Few days back a close friend posted some irritating pictures of a mother massacred while protecting her young kid in the recent inter-clan fight in Mandera county. When I requested him to pull down such picture via inbox he lamented more pictures worse than that are posted from Gaza.
Coverage of Kenya’s North Eastern is often dominated by reports of food insecurity, developmental retardation and worst of all, clashes. With high incidence of inter-clan clashes, suspected terrorist attacks, raids on police stations and more, the region has sadly become synonymous with conflict. What art does logistics play in this sad state of affairs?

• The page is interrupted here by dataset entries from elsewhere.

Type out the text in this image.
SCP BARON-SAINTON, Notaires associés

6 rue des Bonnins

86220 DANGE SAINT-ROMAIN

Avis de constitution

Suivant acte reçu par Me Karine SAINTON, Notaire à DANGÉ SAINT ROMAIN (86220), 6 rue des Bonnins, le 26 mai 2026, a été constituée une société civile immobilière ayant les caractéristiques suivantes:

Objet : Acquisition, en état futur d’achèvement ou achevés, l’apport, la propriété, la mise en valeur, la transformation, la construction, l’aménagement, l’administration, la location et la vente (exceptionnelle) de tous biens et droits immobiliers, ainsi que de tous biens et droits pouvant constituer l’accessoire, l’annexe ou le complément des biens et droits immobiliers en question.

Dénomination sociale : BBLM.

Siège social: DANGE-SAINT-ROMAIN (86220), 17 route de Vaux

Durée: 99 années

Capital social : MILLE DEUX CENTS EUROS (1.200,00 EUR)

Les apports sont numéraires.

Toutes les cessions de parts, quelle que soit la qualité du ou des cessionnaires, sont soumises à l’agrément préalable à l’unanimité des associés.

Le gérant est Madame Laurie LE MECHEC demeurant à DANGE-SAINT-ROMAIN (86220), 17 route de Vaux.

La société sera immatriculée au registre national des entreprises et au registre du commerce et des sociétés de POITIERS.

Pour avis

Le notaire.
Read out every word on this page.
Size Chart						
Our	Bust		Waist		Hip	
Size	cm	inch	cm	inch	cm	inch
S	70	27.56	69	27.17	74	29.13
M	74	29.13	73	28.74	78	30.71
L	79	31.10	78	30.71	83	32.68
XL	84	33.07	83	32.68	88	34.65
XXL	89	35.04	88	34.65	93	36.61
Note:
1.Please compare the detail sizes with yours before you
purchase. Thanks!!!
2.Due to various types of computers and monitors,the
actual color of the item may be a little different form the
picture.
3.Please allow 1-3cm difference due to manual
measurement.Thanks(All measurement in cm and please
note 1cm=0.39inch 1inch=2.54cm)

One of the oft quoted reasons for the escalation of clashes in the North Eastern province has been the limited presence of proper law enforcement forces. It has been argued that were the region more easily accessible or developed, a stronger law enforcement presence could be established to deter violence before it began and keep it under control in the current situation. This lack of development can be linked to a lack of logistics support structures and systems: with poor road networks and limited transportation means to reach the more remote regions, citizens may find themselves enduring a lengthy wait for assistance in maintaining peace in the region, to the detriment of the community.

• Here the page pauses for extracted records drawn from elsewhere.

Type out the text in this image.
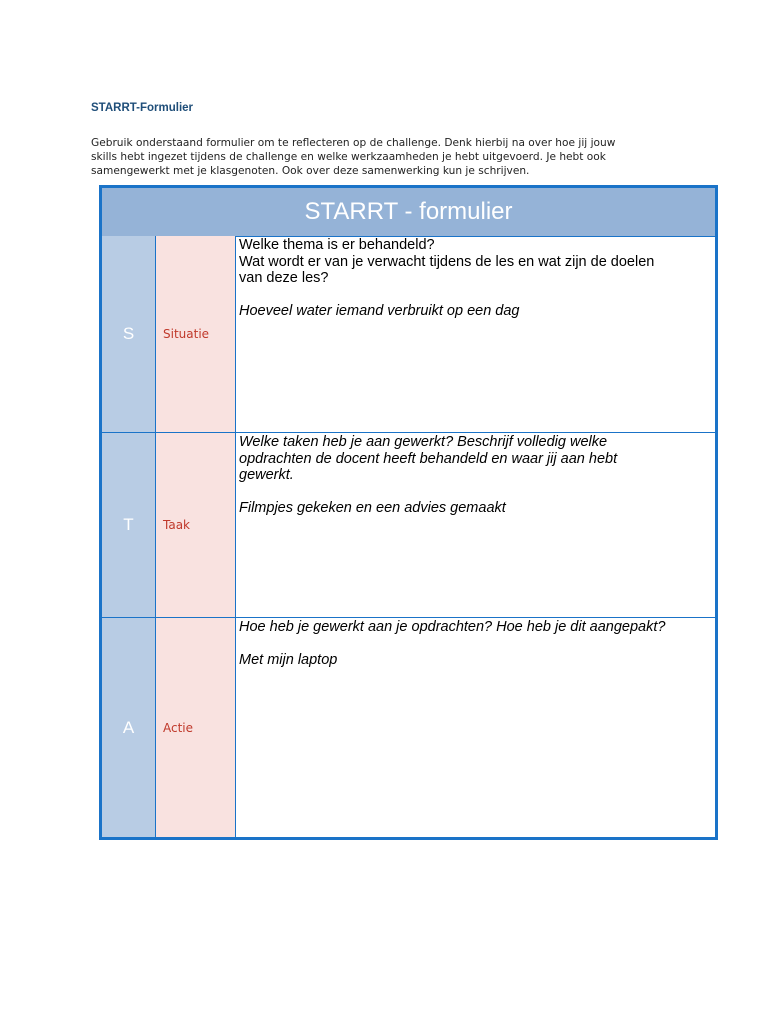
STARRT-Formulier

Gebruik onderstaand formulier om te reflecteren op de challenge. Denk hierbij na over hoe jij jouw

skills hebt ingezet tijdens de challenge en welke werkzaamheden je hebt uitgevoerd. Je hebt ook

samengewerkt met je klasgenoten. Ook over deze samenwerking kun je schrijven.

STARRT - formulier
S	Situatie

Welke thema is er behandeld?

Wat wordt er van je verwacht tijdens de les en wat zijn de doelen

van deze les?

Hoeveel water iemand verbruikt op een dag

T	Taak

Welke taken heb je aan gewerkt? Beschrijf volledig welke

opdrachten de docent heeft behandeld en waar jij aan hebt

gewerkt.

Filmpjes gekeken en een advies gemaakt

A	Actie

Hoe heb je gewerkt aan je opdrachten? Hoe heb je dit aangepakt?

Met mijn laptop
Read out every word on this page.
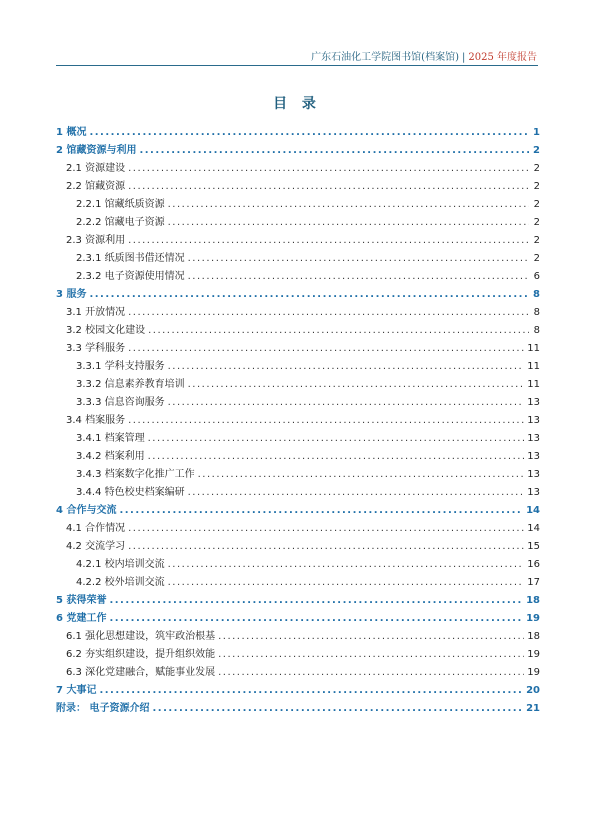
广东石油化工学院图书馆(档案馆) | 2025 年度报告
目 录
1 概况 .....	1
2 馆藏资源与利用 .....	2
2.1 资源建设 .....	2
2.2 馆藏资源 .....	2
2.2.1 馆藏纸质资源 .....	2
2.2.2 馆藏电子资源 .....	2
2.3 资源利用 .....	2
2.3.1 纸质图书借还情况 .....	2
2.3.2 电子资源使用情况 .....	6
3 服务 .....	8
3.1 开放情况 .....	8
3.2 校园文化建设 .....	8
3.3 学科服务 .....	11
3.3.1 学科支持服务 .....	11
3.3.2 信息素养教育培训 .....	11
3.3.3 信息咨询服务 .....	13
3.4 档案服务 .....	13
3.4.1 档案管理 .....	13
3.4.2 档案利用 .....	13
3.4.3 档案数字化推广工作 .....	13
3.4.4 特色校史档案编研 .....	13
4 合作与交流 .....	14
4.1 合作情况 .....	14
4.2 交流学习 .....	15
4.2.1 校内培训交流 .....	16
4.2.2 校外培训交流 .....	17
5 获得荣誉 .....	18
6 党建工作 .....	19
6.1 强化思想建设，筑牢政治根基 .....	18
6.2 夯实组织建设，提升组织效能 .....	19
6.3 深化党建融合，赋能事业发展 .....	19
7 大事记 .....	20
附录： 电子资源介绍 .....	21
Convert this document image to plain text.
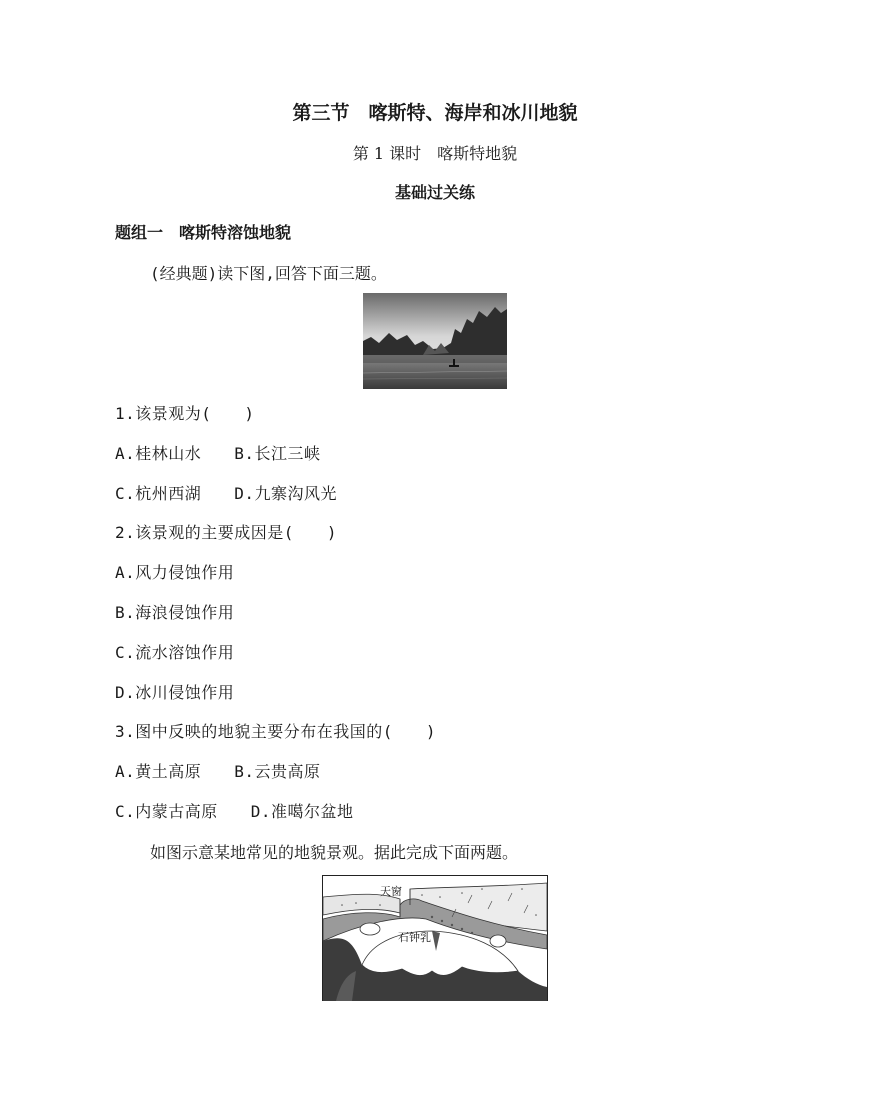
第三节　喀斯特、海岸和冰川地貌
第 1 课时　喀斯特地貌
基础过关练
题组一　喀斯特溶蚀地貌
(经典题)读下图,回答下面三题。
1.该景观为(　　)
A.桂林山水　　B.长江三峡
C.杭州西湖　　D.九寨沟风光
2.该景观的主要成因是(　　)
A.风力侵蚀作用
B.海浪侵蚀作用
C.流水溶蚀作用
D.冰川侵蚀作用
3.图中反映的地貌主要分布在我国的(　　)
A.黄土高原　　B.云贵高原
C.内蒙古高原　　D.准噶尔盆地
如图示意某地常见的地貌景观。据此完成下面两题。
天窗
石钟乳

Away from the Kenyan norm of pointing fingers at state institutions, clashes in the North Eastern region have frequently been attributed to a struggle for control over scarce resources in the area. Theft of livestock in particular has remained a key spark for conflict in an area that relies heavily on animal rearing as an economic activity. This lack of resources ties in to larger national issues of resource distribution, but is compounded by a shoddy logistics framework. A missing or poorly developed road network discourages potential investors as well as the growth of local talents: with transportation barriers, for example, it will be expensive and cumbersome to bring in irrigation equipment to kickstart an agricultural effort, and equally difficult to get produce from such a hypothetical farm to market regions.
This clash over limited resources is also exacerbated by the general poverty prevalent in the area. Logistics comes into play as far as factors encouraging poverty in the region are concerned. Low literacy levels can again be attributed to a lack of logistics support structures which discourage the formation of schools. An example of this would be the nomadic peoples in the region: some ‘moving’ schools have been instituted in the region, but are unable to properly serve the population due to poor logistics planning on both the part of the school, and nomads: harmonious planning would have ensure that courses for both parties collided often enough for students to access facilities as needed. This lack of formal training or education also leads to high unemployment levels, leaving disenfranchised youth idle and prime targets for recruitment into a life of crime, or as militia in escalating violence in the region.
Another purported source of clashes and violent tensions in the north Eastern region is said to be grudges imported from neighboring Ethiopia. It has been alleged that some attacks in the North Eastern region have been aimed at parties fleeing violent disagreements originating in Ethiopia, as well as weapons smuggled over the border being used to fuel clashes. Logistics becomes a consideration in this case as far as border control is concerned: with proper facilities in place to screen new entrants into the country, and ensure that weapons do not cross into Kenyan territory.
While the history of violence in the North Eastern region of Kenya is complex and far reaching, the role of logistics (or lack thereof) cannot be ignored. Can the solution to this unfortunate issue be found in logistics as well?